I'm trying to create a BigQuery Transfer from S3 bucket to BigQuery dataset using Terraform. Despite consulting the docs and looking through terraform debug logs I cannot fix the Error 400: Request contains an invalid argument. error.
I attach the configuration used to create S3 transfer as well as configuration of scheduled_query transfer that is created without any problems.

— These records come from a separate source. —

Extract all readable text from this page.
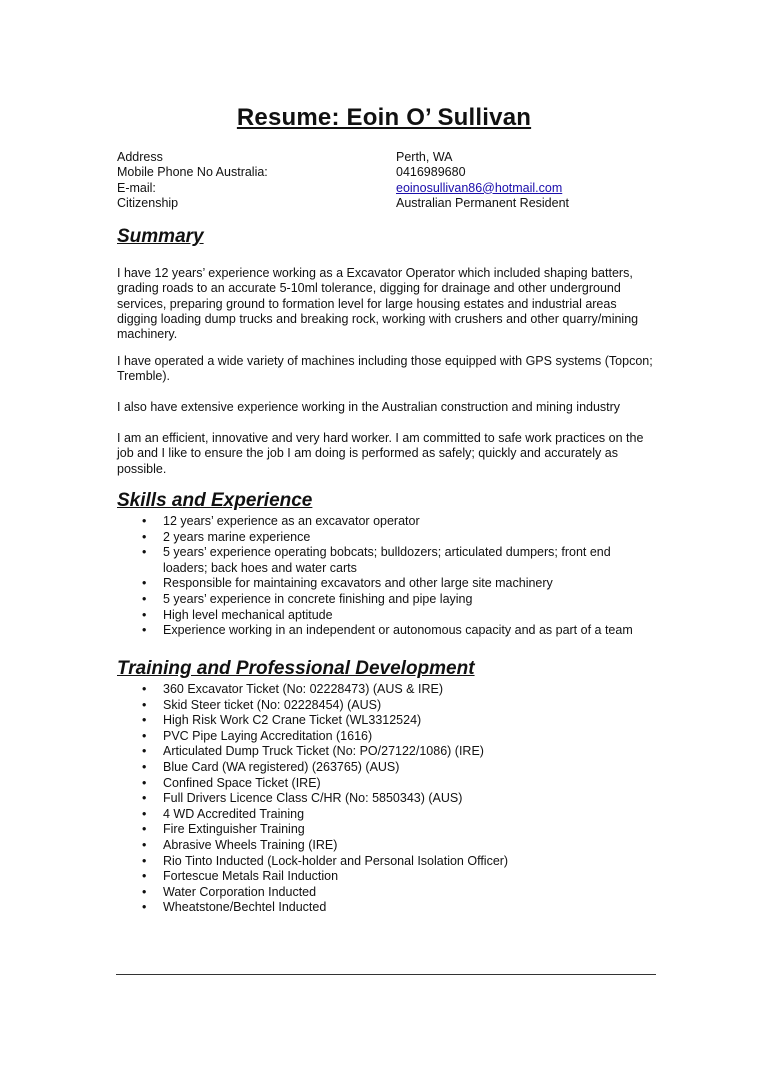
Resume: Eoin O’ Sullivan
Address	Perth, WA
Mobile Phone No Australia:	0416989680
E-mail:	eoinosullivan86@hotmail.com
Citizenship	Australian Permanent Resident
Summary

I have 12 years’ experience working as a Excavator Operator which included shaping batters, grading roads to an accurate 5-10ml tolerance, digging for drainage and other underground services, preparing ground to formation level for large housing estates and industrial areas digging loading dump trucks and breaking rock, working with crushers and other quarry/mining machinery.

I have operated a wide variety of machines including those equipped with GPS systems (Topcon; Tremble).

I also have extensive experience working in the Australian construction and mining industry

I am an efficient, innovative and very hard worker. I am committed to safe work practices on the job and I like to ensure the job I am doing is performed as safely; quickly and accurately as possible.

Skills and Experience
• 12 years’ experience as an excavator operator
• 2 years marine experience
• 5 years’ experience operating bobcats; bulldozers; articulated dumpers; front end loaders; back hoes and water carts
• Responsible for maintaining excavators and other large site machinery
• 5 years’ experience in concrete finishing and pipe laying
• High level mechanical aptitude
• Experience working in an independent or autonomous capacity and as part of a team
Training and Professional Development
• 360 Excavator Ticket (No: 02228473) (AUS & IRE)
• Skid Steer ticket (No: 02228454) (AUS)
• High Risk Work C2 Crane Ticket (WL3312524)
• PVC Pipe Laying Accreditation (1616)
• Articulated Dump Truck Ticket (No: PO/27122/1086) (IRE)
• Blue Card (WA registered) (263765) (AUS)
• Confined Space Ticket (IRE)
• Full Drivers Licence Class C/HR (No: 5850343) (AUS)
• 4 WD Accredited Training
• Fire Extinguisher Training
• Abrasive Wheels Training (IRE)
• Rio Tinto Inducted (Lock-holder and Personal Isolation Officer)
• Fortescue Metals Rail Induction
• Water Corporation Inducted
• Wheatstone/Bechtel Inducted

data "google_project" "project" {
}
resource "google_service_account" "bigquery_transfer_account" {
account_id = "bigquery-transfer-account"
display_name = "bigquery-transfer-account"
}
resource "google_project_iam_member" "permissions" {
project = data.google_project.project.project_id
role = "roles/iam.serviceAccountTokenCreator"

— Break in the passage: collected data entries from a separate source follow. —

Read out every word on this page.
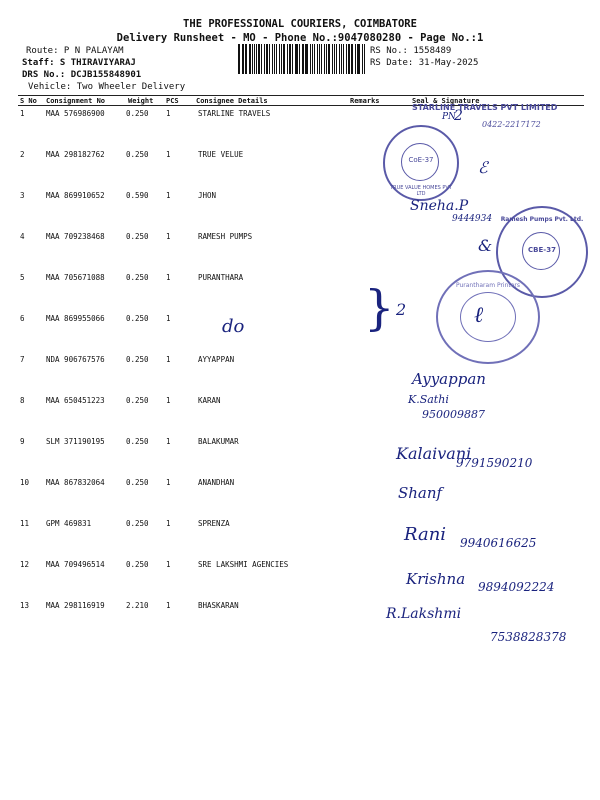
THE PROFESSIONAL COURIERS, COIMBATORE
Delivery Runsheet - MO - Phone No.:9047080280 - Page No.:1
Route: P N PALAYAM
Staff: S THIRAVIYARAJ
DRS No.: DCJB155848901
Vehicle: Two Wheeler Delivery
RS No.: 1558489
RS Date: 31-May-2025
S No Consignment No	Weight PCS Consignee Details	Remarks	Seal & Signature
1	MAA 576986900	0.250 1	STARLINE TRAVELS
2	MAA 298182762	0.250 1	TRUE VELUE
3	MAA 869910652	0.590 1	JHON
4	MAA 709238468	0.250 1	RAMESH PUMPS
5	MAA 705671088	0.250 1	PURANTHARA
6	MAA 869955066	0.250 1
7	NDA 906767576	0.250 1	AYYAPPAN
8	MAA 650451223	0.250 1	KARAN
9	SLM 371190195	0.250 1	BALAKUMAR
10 MAA 867832064	0.250 1	ANANDHAN
11 GPM 469831	0.250 1	SPRENZA
12 MAA 709496514	0.250 1	SRE LAKSHMI AGENCIES
13 MAA 298116919	2.210 1	BHASKARAN
STARLINE TRAVELS PVT LIMITED
PN
2
0422-2217172
CoE-37
TRUE VALUE HOMES PVT LTD
ℰ
Ramesh Pumps Pvt. Ltd.
CBE-37
Purantharam Printers
ℓ
do } 2
Sneha.P
9444934
&
Ayyappan
K.Sathi
950009887
Kalaivani
9791590210
Shanf
Rani 9940616625
Krishna 9894092224
R.Lakshmi
7538828378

member = google_service_account.bigquery_transfer_account.member # "serviceAccount:service-${data.google_project.project.number}#gcp-sa-bigquerydatatransfer.iam.gserviceaccount.com"
}
resource "google_project_iam_member" "transfer-permissions" {
project = data.google_project.project.project_id
role = "roles/iam.serviceAccountShortTermTokenMinter"
member = "serviceAccount:service-${data.google_project.project.number}#gcp-sa-bigquerydatatransfer.iam.gserviceaccount.com"
}
resource "google_bigquery_data_transfer_config" "query_config_test" {
depends_on = [google_project_iam_member.permissions, google_project_iam_member.transfer-permissions]
display_name = "my-query"
data_source_id = "scheduled_query"
disabled = true
location = "EU"
destination_dataset_id = google_bigquery_dataset.transfer.dataset_id
params = {
destination_table_name_template = "my_table"

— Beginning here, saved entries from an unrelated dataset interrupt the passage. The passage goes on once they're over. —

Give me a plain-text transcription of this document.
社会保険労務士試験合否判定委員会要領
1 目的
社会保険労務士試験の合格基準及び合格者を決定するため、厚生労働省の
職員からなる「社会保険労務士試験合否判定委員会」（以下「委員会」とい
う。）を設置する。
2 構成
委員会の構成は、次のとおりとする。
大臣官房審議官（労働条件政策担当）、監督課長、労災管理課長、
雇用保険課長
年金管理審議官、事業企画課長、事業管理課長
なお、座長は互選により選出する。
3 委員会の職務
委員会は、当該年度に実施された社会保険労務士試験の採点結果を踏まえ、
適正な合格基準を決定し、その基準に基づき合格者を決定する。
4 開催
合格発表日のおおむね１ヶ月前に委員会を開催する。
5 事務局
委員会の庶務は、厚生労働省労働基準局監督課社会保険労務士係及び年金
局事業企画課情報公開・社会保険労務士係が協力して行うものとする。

write_disposition = "WRITE_APPEND"
query = "SELECT 1 AS a"
}
service_account_name = google_service_account.bigquery_transfer_account.email
# service_account_name = "service-${data.google_project.project.number}#gcp-sa-bigquerydatatransfer.iam.gserviceaccount.com"
}
resource "google_bigquery_data_transfer_config" "amazon-transfer" {
depends_on = [google_project_iam_member.permissions, google_project_iam_member.transfer-permissions]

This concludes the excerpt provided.